This section considers various decommissioning strategies and the options available.

Generally, the ultimate objective in decommissioning is to return the site to a state whereby it can be used without restriction (de la Ferte, 1996). The IAEA have defined three stages of operation, see Table 6.3. The timescale for carrying out these activities will depend on the decommissioning strategy. Work may proceed from one stage to the other relatively quickly or may take place over many decades, perhaps over as many as a 100 years.

Table 6.3. Stages of decommissioning

Stages Potential periods of activity

1. Removal of nuclear fuel removes 99.9% of the radioactivity

2. Dismantling of structures, e. g. other than

the reactor itself and its surrounding biological shield

3. Total dismantling, removal of all materials

with radioactivity exceeding natural background

Table 6.4. Decommissioning options

Options Features

1. Safe enclosure Following defuelling as rapidly as possible

enclose the active inventory without immediate dismantling

2. Safe enclosure together with partial dismantling Similar to Option 1 except with

partial dismantling and storage of components on site for total dismantling later

3. Immediate total dismantling Total dismantling with removal off site

of all waste materials

EBmann (1990).

On this basis, a number of options are available to the operator. Table 6.4 summarises these options. Option 1 or the ‘safe enclosure’ option leaves the plant essentially unchanged after the completion of Stage 1. Once the entire operating medium, e. g. the fuel has been removed, all the nuclear plant equipment is sealed. The objective of safe enclosure is to enclose any remaining activity as soon as possible without immediate dismantling and then when this has been achieved to wait for the inventory radioactivity to reduce by natural radioactive decay.

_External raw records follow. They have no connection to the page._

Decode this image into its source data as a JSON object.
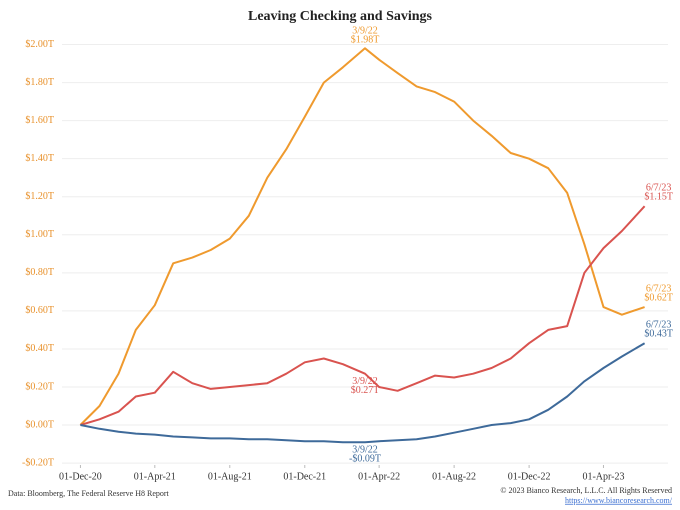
{
  "chart_data": {
    "type": "line",
    "title": "Leaving Checking and Savings",
    "x": [
      "2020-12-01",
      "2021-01-01",
      "2021-02-01",
      "2021-03-01",
      "2021-04-01",
      "2021-05-01",
      "2021-06-01",
      "2021-07-01",
      "2021-08-01",
      "2021-09-01",
      "2021-10-01",
      "2021-11-01",
      "2021-12-01",
      "2022-01-01",
      "2022-02-01",
      "2022-03-09",
      "2022-04-01",
      "2022-05-01",
      "2022-06-01",
      "2022-07-01",
      "2022-08-01",
      "2022-09-01",
      "2022-10-01",
      "2022-11-01",
      "2022-12-01",
      "2023-01-01",
      "2023-02-01",
      "2023-03-01",
      "2023-04-01",
      "2023-05-01",
      "2023-06-07"
    ],
    "series": [
      {
        "color": "#ef9a2e",
        "values": [
          0,
          0.1,
          0.27,
          0.5,
          0.63,
          0.85,
          0.88,
          0.92,
          0.98,
          1.1,
          1.3,
          1.45,
          1.62,
          1.8,
          1.88,
          1.98,
          1.92,
          1.85,
          1.78,
          1.75,
          1.7,
          1.6,
          1.52,
          1.43,
          1.4,
          1.35,
          1.22,
          0.95,
          0.62,
          0.58,
          0.62
        ],
        "annotations": [
          {
            "x": "2022-03-09",
            "date": "3/9/22",
            "value": 1.98,
            "label": "$1.98T"
          },
          {
            "x": "2023-06-07",
            "date": "6/7/23",
            "value": 0.62,
            "label": "$0.62T"
          }
        ]
      },
      {
        "color": "#d9534f",
        "values": [
          0,
          0.03,
          0.07,
          0.15,
          0.17,
          0.28,
          0.22,
          0.19,
          0.2,
          0.21,
          0.22,
          0.27,
          0.33,
          0.35,
          0.32,
          0.27,
          0.2,
          0.18,
          0.22,
          0.26,
          0.25,
          0.27,
          0.3,
          0.35,
          0.43,
          0.5,
          0.52,
          0.8,
          0.93,
          1.02,
          1.15
        ],
        "annotations": [
          {
            "x": "2022-03-09",
            "date": "3/9/22",
            "value": 0.27,
            "label": "$0.27T"
          },
          {
            "x": "2023-06-07",
            "date": "6/7/23",
            "value": 1.15,
            "label": "$1.15T"
          }
        ]
      },
      {
        "color": "#3e6a9a",
        "values": [
          0,
          -0.02,
          -0.035,
          -0.045,
          -0.05,
          -0.06,
          -0.065,
          -0.07,
          -0.07,
          -0.075,
          -0.075,
          -0.08,
          -0.085,
          -0.085,
          -0.09,
          -0.09,
          -0.085,
          -0.08,
          -0.075,
          -0.06,
          -0.04,
          -0.02,
          0,
          0.01,
          0.03,
          0.08,
          0.15,
          0.23,
          0.3,
          0.36,
          0.43
        ],
        "annotations": [
          {
            "x": "2022-03-09",
            "date": "3/9/22",
            "value": -0.09,
            "label": "-$0.09T"
          },
          {
            "x": "2023-06-07",
            "date": "6/7/23",
            "value": 0.43,
            "label": "$0.43T"
          }
        ]
      }
    ],
    "xlim": [
      "2020-11-01",
      "2023-07-15"
    ],
    "xticks": [
      {
        "value": "2020-12-01",
        "label": "01-Dec-20"
      },
      {
        "value": "2021-04-01",
        "label": "01-Apr-21"
      },
      {
        "value": "2021-08-01",
        "label": "01-Aug-21"
      },
      {
        "value": "2021-12-01",
        "label": "01-Dec-21"
      },
      {
        "value": "2022-04-01",
        "label": "01-Apr-22"
      },
      {
        "value": "2022-08-01",
        "label": "01-Aug-22"
      },
      {
        "value": "2022-12-01",
        "label": "01-Dec-22"
      },
      {
        "value": "2023-04-01",
        "label": "01-Apr-23"
      }
    ],
    "ylim": [
      -0.21,
      2.05
    ],
    "yticks": [
      {
        "value": -0.2,
        "label": "-$0.20T"
      },
      {
        "value": 0,
        "label": "$0.00T"
      },
      {
        "value": 0.2,
        "label": "$0.20T"
      },
      {
        "value": 0.4,
        "label": "$0.40T"
      },
      {
        "value": 0.6,
        "label": "$0.60T"
      },
      {
        "value": 0.8,
        "label": "$0.80T"
      },
      {
        "value": 1.0,
        "label": "$1.00T"
      },
      {
        "value": 1.2,
        "label": "$1.20T"
      },
      {
        "value": 1.4,
        "label": "$1.40T"
      },
      {
        "value": 1.6,
        "label": "$1.60T"
      },
      {
        "value": 1.8,
        "label": "$1.80T"
      },
      {
        "value": 2.0,
        "label": "$2.00T"
      }
    ],
    "grid": true,
    "source": "Data: Bloomberg, The Federal Reserve H8 Report",
    "copyright": "© 2023 Bianco Research, L.L.C. All Rights Reserved",
    "url": "https://www.biancoresearch.com/"
  }
}
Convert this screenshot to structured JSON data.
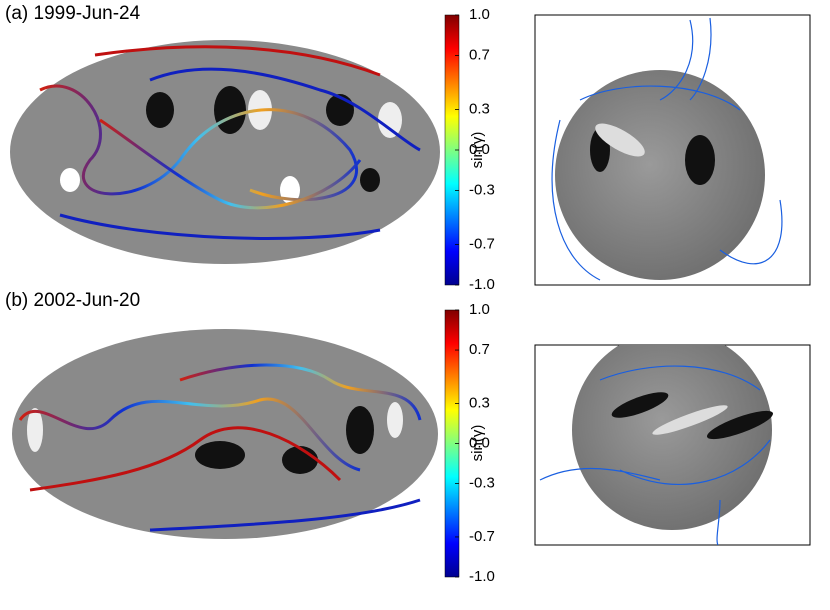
{
  "panels": [
    {
      "label": "(a) 1999-Jun-24",
      "colorbar": {
        "label": "sin(γ)",
        "lim": [
          -1,
          1
        ],
        "ticks": [
          {
            "value": 1,
            "label": "1.0"
          },
          0.7,
          0.3,
          {
            "value": 0,
            "label": "0.0"
          },
          -0.3,
          -0.7,
          {
            "value": -1,
            "label": "-1.0"
          }
        ]
      }
    },
    {
      "label": "(b) 2002-Jun-20",
      "colorbar": {
        "label": "sin(γ)",
        "lim": [
          -1,
          1
        ],
        "ticks": [
          {
            "value": 1,
            "label": "1.0"
          },
          0.7,
          0.3,
          {
            "value": 0,
            "label": "0.0"
          },
          -0.3,
          -0.7,
          {
            "value": -1,
            "label": "-1.0"
          }
        ]
      }
    }
  ]
}
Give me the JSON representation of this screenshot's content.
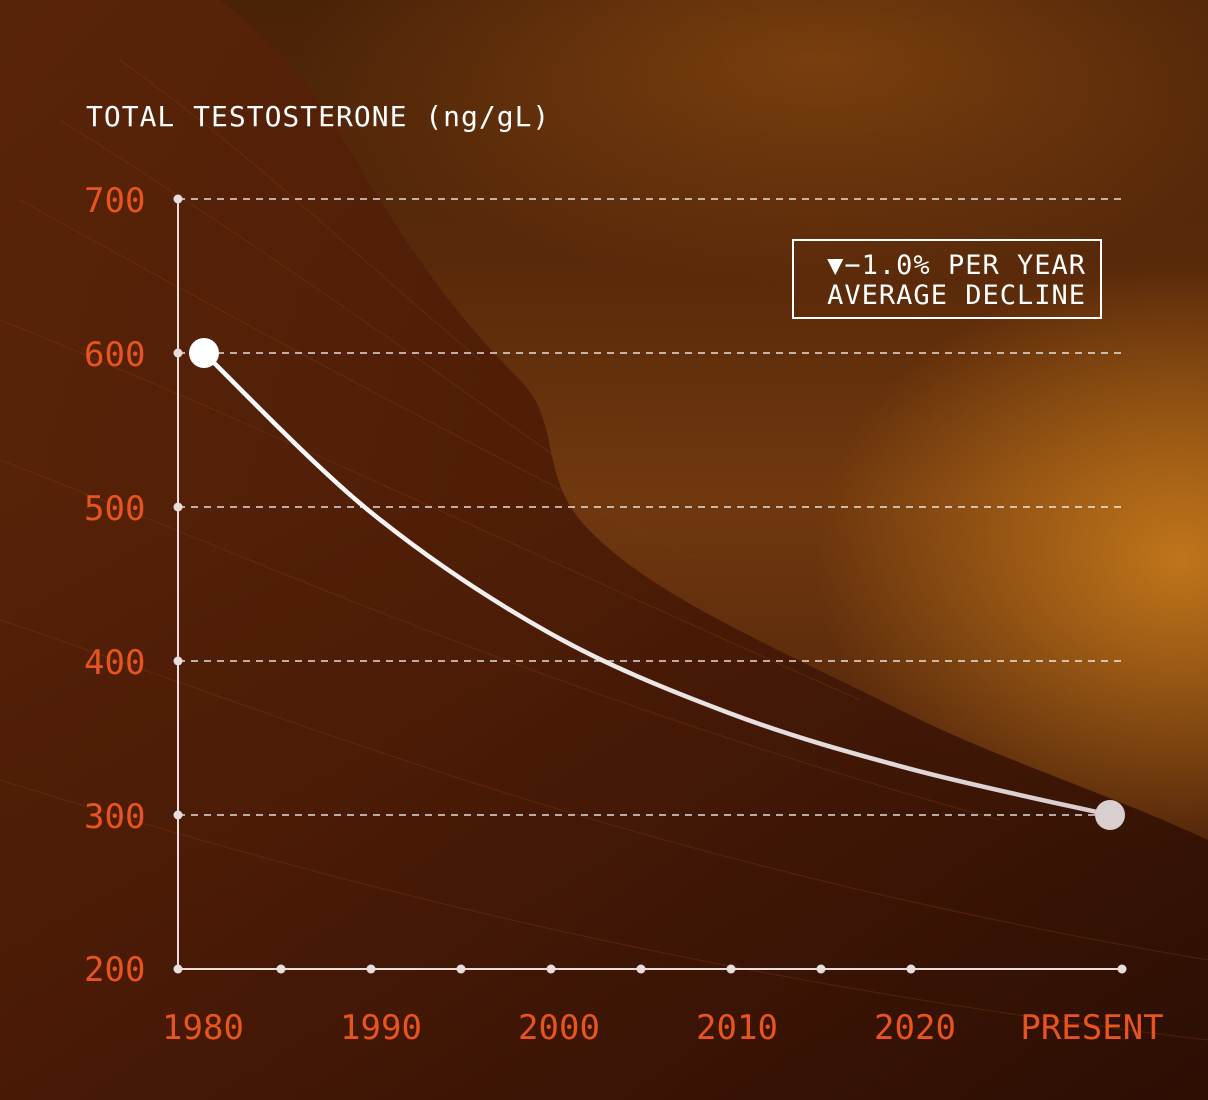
{
  "chart_data": {
    "type": "line",
    "ylabel": "TOTAL TESTOSTERONE (ng/gL)",
    "ylim": [
      200,
      700
    ],
    "yticks": [
      700,
      600,
      500,
      400,
      300,
      200
    ],
    "x_tick_labels": [
      "1980",
      "1990",
      "2000",
      "2010",
      "2020",
      "PRESENT"
    ],
    "series": [
      {
        "x": [
          "1980",
          "1990",
          "2000",
          "2010",
          "2020",
          "PRESENT"
        ],
        "values": [
          600,
          497,
          418,
          366,
          330,
          300
        ]
      }
    ],
    "annotation": {
      "line1": "▼−1.0% PER YEAR",
      "line2": "AVERAGE DECLINE"
    },
    "grid": "horizontal dashed",
    "colors": {
      "tick_labels": "#e8541e",
      "line": "#ffffff",
      "axis": "#e9dede"
    }
  }
}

Option 2 or partly dismantling with safe enclosure involves placing certain active components of the plant obtained by dismantling along with other plant components in a safe store. The principle of this approach in terms of environment protection is similar to that of Option 1. Total dismantling will be completed at a later date, once the inventory has reduced sufficiently by natural decay.

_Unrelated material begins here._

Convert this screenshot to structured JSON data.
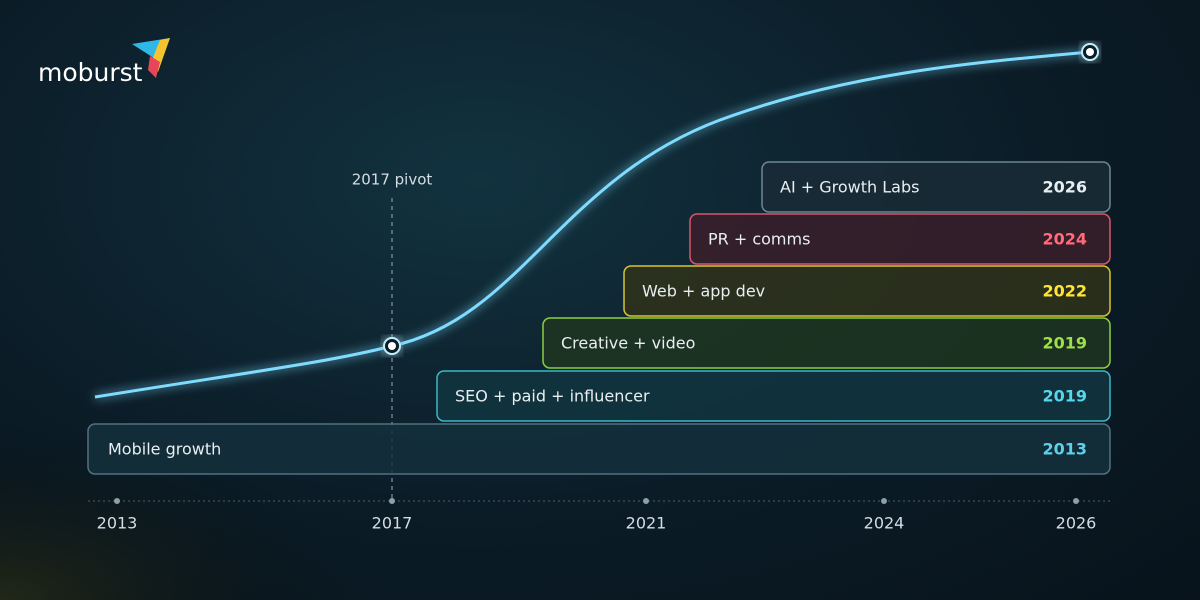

Option 3 is based on the premise of total dismantling. Here all active and inactive waste materials are removed from site directly after the end of operational life.

There are various important technical, safety and economic issues that need to be addressed in all decommissioning programmes. These are summarised in Table 6.5.

Table 6.5. Important issues to be considered in decommissioning

Technical aspects — structural integrity issues, inventory management and volume of material, degree of automation, remote handling requirements, decontamination arrangements, health physics and available dose minimisation techniques, material re-usage following decommissioning

Decommissioning policy — regulator requirements, licensee decommissioning strategy and workplan, timing of operations

Safety and environment — control of hazardous releases during decommissioning operations, waste treatment, temporary or permanent storage, repository storage

Radiological issues — adherence to ALARA principle for personnel exposure, advantage in delay in plant dismantling (safe enclosure)

Public relations — management of waste disposal concerns

Economics — relative benefits/disadvantages of ‘safe enclosure’ versus ‘immediate dismantling’

The technical aspects of various activities that need to be considered in the planning of plant decommissioning are discussed in this section. The resolution of these issues will generally be site dependent and depend on the infrastructure for decommissioning that already exists, both at the national and local level.

Assurance of structural integrity fidelity and effective management of radioactive inventory are key pre-requisites towards ensuring the safe and efficient management of decommissioning operations.